Modeling Snakes and Ladders
Recently I’ve been learning Verus, which is a system for proving the correctness of Rust programs. I’m particularly interested in defining abstract state machines in the style of TLA+ or Event-B, and using Verus to prove properties about those machines, as well as code implementing them. Event-B’s philosophy is to model your program with a simple abstract model first, and incrementally refine it until it can be implemented in its full complexity.
Along these lines I have been tinkering with Event-V, which is a framework that implements the Event-B incremental refinement methodology in Verus. The code in this post is adapted from the Event-V examples.
As an example of this way of working, consider Snakes and Ladders. At the highest level, this is a board game where players start at the first square and take turns moving around the board until one of them reaches the final square, at which point that player wins and the game is over. Yes, there are dice and snakes and ladders involved, but let’s worry about that later.
The Abstract Model
Our first model abstracts the board away completely: all we know is its size. What we will model are the positions of each player on the board, the game’s turn-taking mechanic, and the win condition. To keep life simple, we will only model a 2-player game, though the model is easily extended to any number of players.
Before defining the model, we will create a context object. The context contains configuration that doesn’t change over the lifetime of a machine. In our case, the only piece of configuration is the size of the board.
pub struct Context {
pub board_size: nat,
}
Note that nat is a Verus type that represents a natural number. It only exists in specification code.

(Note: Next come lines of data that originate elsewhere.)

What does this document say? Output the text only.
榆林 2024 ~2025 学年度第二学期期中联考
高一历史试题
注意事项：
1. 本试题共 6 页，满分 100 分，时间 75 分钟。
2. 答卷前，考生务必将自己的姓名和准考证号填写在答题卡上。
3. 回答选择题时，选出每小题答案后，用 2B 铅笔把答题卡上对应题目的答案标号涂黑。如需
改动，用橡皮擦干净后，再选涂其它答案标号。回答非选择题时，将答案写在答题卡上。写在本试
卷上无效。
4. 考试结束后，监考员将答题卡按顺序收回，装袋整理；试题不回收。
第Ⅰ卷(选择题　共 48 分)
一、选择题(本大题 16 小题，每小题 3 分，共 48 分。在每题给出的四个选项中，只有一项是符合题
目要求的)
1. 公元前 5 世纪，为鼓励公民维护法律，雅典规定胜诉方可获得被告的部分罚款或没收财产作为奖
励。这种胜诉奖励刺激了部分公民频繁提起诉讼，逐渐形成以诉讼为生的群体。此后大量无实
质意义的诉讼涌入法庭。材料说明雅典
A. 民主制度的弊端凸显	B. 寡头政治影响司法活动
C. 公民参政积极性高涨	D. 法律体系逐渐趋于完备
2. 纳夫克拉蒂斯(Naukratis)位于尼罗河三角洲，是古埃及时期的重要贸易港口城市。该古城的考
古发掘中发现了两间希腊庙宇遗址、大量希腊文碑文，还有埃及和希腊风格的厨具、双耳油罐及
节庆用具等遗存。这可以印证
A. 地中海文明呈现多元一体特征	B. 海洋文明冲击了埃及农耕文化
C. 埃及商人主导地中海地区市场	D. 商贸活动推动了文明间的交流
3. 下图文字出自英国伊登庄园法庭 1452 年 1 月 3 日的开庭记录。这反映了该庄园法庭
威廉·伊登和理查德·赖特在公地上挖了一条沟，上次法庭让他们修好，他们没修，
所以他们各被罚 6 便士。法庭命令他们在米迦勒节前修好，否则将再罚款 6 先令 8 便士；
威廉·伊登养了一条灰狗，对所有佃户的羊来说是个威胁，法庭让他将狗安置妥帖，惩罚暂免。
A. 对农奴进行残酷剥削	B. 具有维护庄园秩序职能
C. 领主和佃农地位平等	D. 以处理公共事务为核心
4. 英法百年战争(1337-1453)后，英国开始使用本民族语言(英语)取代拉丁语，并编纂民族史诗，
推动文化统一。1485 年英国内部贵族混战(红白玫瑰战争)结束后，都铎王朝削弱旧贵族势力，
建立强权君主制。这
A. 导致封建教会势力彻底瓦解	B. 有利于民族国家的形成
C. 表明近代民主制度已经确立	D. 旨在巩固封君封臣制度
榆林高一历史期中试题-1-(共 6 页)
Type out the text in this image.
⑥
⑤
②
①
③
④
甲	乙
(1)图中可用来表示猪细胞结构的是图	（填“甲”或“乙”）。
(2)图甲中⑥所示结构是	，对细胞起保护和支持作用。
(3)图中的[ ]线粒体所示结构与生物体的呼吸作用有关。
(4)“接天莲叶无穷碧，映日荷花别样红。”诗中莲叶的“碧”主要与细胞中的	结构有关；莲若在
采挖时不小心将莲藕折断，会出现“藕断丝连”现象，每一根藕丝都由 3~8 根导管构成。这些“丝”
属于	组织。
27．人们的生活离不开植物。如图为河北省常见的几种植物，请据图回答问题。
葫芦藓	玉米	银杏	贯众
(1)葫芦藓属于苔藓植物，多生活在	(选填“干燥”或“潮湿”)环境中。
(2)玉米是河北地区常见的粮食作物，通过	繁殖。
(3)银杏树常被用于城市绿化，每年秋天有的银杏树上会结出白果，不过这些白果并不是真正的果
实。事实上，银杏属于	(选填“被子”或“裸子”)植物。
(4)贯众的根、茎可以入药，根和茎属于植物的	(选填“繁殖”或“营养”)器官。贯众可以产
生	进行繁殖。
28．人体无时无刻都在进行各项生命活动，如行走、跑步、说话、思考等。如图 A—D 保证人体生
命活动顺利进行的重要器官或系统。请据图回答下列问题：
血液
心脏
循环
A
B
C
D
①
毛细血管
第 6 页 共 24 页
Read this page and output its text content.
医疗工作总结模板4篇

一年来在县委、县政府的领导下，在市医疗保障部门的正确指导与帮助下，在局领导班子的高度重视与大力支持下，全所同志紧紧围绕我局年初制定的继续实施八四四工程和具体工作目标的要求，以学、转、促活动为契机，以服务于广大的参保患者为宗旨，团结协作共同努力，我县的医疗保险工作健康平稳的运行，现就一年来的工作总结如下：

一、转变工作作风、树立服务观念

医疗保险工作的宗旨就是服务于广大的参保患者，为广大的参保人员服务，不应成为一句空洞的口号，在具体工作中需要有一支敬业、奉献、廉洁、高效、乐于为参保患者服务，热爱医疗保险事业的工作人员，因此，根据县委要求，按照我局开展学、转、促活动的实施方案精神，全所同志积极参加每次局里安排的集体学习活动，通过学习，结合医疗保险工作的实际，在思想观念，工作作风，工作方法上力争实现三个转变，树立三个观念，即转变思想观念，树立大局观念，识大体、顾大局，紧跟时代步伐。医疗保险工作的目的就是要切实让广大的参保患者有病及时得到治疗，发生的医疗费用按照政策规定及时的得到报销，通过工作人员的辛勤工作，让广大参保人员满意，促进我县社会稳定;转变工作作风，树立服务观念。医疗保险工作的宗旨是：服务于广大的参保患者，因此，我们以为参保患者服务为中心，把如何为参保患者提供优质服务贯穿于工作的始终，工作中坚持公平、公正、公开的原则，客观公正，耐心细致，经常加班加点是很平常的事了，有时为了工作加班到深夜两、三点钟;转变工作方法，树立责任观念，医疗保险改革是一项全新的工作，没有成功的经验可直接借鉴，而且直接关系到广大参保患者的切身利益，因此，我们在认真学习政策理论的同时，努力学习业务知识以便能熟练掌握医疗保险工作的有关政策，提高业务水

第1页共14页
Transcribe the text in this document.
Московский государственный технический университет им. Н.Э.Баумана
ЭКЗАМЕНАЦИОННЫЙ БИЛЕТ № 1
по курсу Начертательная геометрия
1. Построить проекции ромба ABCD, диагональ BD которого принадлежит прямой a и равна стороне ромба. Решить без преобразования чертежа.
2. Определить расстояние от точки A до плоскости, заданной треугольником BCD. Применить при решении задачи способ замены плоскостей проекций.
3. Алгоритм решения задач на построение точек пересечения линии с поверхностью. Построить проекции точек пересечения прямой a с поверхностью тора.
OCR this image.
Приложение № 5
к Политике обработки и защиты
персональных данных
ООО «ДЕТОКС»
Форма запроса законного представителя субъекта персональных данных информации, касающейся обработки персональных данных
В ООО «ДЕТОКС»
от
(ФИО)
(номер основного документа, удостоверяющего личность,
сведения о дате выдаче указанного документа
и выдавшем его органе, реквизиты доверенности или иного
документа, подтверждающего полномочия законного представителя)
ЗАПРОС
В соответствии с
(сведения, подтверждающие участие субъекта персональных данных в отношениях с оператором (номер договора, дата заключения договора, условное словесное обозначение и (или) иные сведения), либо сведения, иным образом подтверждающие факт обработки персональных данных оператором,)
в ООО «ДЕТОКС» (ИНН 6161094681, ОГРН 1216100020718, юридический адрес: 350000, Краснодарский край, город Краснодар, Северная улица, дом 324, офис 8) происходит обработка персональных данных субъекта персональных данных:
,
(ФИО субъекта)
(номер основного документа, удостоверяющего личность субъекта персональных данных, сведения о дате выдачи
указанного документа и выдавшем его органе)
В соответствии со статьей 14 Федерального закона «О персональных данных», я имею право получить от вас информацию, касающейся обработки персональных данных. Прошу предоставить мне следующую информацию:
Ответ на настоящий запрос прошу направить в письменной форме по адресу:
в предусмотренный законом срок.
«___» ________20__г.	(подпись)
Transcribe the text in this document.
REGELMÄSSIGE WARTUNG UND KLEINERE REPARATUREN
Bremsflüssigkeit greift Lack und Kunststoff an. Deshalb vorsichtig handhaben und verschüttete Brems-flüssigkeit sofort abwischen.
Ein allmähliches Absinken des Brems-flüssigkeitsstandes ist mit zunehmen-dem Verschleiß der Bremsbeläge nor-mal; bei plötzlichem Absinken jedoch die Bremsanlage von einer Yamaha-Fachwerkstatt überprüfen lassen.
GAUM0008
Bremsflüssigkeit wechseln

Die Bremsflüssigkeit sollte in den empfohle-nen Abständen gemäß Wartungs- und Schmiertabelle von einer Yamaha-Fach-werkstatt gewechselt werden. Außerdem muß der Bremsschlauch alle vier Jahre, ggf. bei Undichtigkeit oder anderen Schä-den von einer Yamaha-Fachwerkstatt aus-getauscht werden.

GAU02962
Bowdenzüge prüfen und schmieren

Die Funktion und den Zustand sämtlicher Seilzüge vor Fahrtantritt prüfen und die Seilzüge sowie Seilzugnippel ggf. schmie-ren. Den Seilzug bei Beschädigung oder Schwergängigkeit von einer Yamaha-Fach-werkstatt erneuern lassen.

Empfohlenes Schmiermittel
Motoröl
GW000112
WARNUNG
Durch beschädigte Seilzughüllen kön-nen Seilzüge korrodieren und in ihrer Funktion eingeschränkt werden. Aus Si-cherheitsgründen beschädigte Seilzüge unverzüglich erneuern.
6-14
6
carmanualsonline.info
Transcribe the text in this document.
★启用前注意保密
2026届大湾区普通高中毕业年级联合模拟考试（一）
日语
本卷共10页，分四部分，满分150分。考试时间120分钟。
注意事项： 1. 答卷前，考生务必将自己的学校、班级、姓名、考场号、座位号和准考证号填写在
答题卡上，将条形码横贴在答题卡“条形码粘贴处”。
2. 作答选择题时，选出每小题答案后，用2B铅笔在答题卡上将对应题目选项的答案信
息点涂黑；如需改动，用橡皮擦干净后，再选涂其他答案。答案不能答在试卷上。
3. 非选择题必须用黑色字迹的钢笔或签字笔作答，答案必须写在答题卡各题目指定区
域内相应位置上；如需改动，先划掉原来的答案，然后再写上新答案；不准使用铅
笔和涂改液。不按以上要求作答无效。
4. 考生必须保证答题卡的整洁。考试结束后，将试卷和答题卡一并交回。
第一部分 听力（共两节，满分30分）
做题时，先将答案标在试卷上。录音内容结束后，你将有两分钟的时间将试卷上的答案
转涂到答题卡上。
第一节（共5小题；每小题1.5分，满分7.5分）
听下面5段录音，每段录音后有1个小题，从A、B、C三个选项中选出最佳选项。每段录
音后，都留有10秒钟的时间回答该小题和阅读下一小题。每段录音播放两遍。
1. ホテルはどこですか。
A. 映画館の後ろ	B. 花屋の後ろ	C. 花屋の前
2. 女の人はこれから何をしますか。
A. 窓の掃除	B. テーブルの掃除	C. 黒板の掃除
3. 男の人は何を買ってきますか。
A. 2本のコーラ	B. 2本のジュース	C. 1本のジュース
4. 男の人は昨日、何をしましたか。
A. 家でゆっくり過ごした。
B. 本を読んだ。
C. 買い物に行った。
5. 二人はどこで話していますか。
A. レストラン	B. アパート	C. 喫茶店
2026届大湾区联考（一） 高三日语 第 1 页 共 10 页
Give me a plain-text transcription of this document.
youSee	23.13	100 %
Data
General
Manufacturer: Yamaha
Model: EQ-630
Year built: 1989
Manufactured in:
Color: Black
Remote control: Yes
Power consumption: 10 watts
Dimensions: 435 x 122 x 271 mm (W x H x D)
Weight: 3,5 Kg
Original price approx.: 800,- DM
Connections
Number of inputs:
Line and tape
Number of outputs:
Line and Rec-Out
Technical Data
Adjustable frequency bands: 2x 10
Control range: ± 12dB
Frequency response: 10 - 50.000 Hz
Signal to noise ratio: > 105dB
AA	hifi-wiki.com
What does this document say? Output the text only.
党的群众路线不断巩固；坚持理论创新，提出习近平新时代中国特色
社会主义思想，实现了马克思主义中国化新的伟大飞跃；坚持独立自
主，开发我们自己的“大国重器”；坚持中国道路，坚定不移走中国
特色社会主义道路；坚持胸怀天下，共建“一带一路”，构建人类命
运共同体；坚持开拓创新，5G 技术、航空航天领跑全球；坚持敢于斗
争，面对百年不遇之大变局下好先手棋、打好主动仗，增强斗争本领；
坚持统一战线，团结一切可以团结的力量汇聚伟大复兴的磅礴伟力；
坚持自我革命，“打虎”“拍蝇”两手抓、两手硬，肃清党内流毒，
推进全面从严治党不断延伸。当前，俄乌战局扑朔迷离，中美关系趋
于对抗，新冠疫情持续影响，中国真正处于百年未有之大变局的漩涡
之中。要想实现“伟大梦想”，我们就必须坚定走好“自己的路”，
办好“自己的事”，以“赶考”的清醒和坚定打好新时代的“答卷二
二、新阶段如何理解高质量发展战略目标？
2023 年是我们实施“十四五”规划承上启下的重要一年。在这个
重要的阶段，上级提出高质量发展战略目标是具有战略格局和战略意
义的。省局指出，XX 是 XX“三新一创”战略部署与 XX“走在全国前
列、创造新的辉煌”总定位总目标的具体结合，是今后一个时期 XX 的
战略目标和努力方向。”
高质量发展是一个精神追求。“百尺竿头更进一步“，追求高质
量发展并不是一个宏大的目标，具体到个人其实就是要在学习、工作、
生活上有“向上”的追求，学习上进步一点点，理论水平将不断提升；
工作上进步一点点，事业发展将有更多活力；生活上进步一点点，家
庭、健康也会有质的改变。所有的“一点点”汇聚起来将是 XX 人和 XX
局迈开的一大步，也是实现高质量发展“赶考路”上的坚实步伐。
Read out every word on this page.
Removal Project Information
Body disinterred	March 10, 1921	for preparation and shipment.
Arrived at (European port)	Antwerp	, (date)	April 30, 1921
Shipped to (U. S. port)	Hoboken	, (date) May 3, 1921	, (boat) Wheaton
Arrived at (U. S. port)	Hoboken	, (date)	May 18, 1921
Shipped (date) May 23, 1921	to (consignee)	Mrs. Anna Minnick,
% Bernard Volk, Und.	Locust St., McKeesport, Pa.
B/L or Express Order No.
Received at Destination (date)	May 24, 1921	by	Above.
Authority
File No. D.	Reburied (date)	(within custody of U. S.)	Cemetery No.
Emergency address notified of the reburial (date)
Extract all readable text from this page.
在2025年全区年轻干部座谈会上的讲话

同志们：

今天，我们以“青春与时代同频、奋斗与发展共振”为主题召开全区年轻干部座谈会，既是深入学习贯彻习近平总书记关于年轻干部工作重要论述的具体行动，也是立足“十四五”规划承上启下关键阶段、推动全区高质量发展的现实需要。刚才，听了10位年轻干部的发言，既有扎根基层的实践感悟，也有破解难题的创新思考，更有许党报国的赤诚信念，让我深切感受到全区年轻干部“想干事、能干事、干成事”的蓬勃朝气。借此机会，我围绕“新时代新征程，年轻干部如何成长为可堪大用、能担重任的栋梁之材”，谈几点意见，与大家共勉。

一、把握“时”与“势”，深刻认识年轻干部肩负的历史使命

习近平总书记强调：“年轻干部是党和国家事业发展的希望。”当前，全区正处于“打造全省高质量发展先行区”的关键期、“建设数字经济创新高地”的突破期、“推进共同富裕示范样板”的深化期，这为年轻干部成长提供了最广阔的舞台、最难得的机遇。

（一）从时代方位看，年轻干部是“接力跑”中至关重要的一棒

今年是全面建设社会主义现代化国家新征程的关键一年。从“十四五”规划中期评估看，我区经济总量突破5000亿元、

In order for our context object to be usable by Event-V, we have to implement the MachineContext trait. Its only requirement is a function valid so Event-V knows what counts as a valid context:
impl MachineContext for Context {
open spec fn valid(&self) -> bool {
// A board with only 1 square would be unplayable as everyone would
// win immediately!
self.board_size > 1
}
}
The open spec qualifier tells Verus that this is a spec-mode function whose body should be made visible to the solver.
Finally, we define a couple of helper functions to use in our spec:
impl Context {
pub open spec fn in_bounds(self, square: int) -> bool {
// Note that Verus allows chaining inequality operators
0 <= square < self.board_size
}
pub open spec fn is_winner(self, square: int) -> bool {
square == self.board_size - 1
}
}
Now that we have a context object, we can define our machine. A machine can be written using the framework’s low-level trait machinery, but that can be quite tedious. Event-V also provides a convenient DSL for defining machines. Below is the definition of our abstract machine. We call it BoardGame, as at this level of abstraction there’s nothing very specific to Snakes and Ladders in it.
// Some quick notes on Verus syntax:
// * The `&&&` and `|||` operators are equivalent to the familiar `&&` and
// `||`, but they are used in a "bullet point" style. Since specifications
// often boil down to a long list of ands and ors, this can be quite handy.
// * Verus also provides some spec-only types like `nat` and `int`, which
// represent mathematical natural numbers and integers.
machine BoardGame {
// The context object contains configuration that can't change over a
// machine's lifetime.
context: Context
// The state contains variables that can be changed by events.
state {
// Each player's position on the board is represented by an integer.
// By convention, the next player is always the first in the pair, so
// each time play passes to the next player we swap them.
players: (int, int),
}
// The initializer takes the context and produces the initial state of
// the machine. By convention, the state object takes the name of the
// machine.
init: |context| BoardGame {
players: (0, 0), // Each player starts off on the first square
}
// The invariant defines what a valid game state looks like.
invariant: |context, state| {
// All players on the board
&&& context.in_bounds(state.players.0)
&&& context.in_bounds(state.players.1)
// At most one winner
&&& !(context.is_winner(state.players.0) &&
context.is_winner(state.players.1))
}
// The machine has a single event which represents a single turn. At this
// level, we don't model dice rolls or following snakes and ladders.
// Instead, we just accept some arbitrary square and teleport the player
// there.
event Turn(new_square: int) {
// The guard determines when the event can fire.
guard: |context, state| {
// Game not over
&&& !state.is_done(context)
// Valid next square
&&& context.in_bounds(new_square)
}
// The action defines how the machine's state changes in response to
// the event.
action: |context, state| BoardGame {
// players.0 moves to new_square, and players swap so players.1
// will take their turn next.
players: (state.players.1, new_square),
}
}
}
Behind the scenes, Event-V generates several proof obligations so that Verus will complain if our machine has any bugs. For example, if we initialized the players to square -1, Verus would complain that the in_bounds requirement in the invariant was not satisfied. Similarly, it is not possible to define an event that produces an invalid state.
In future posts we will refine this model by fleshing out the board representation and adding dice rolls.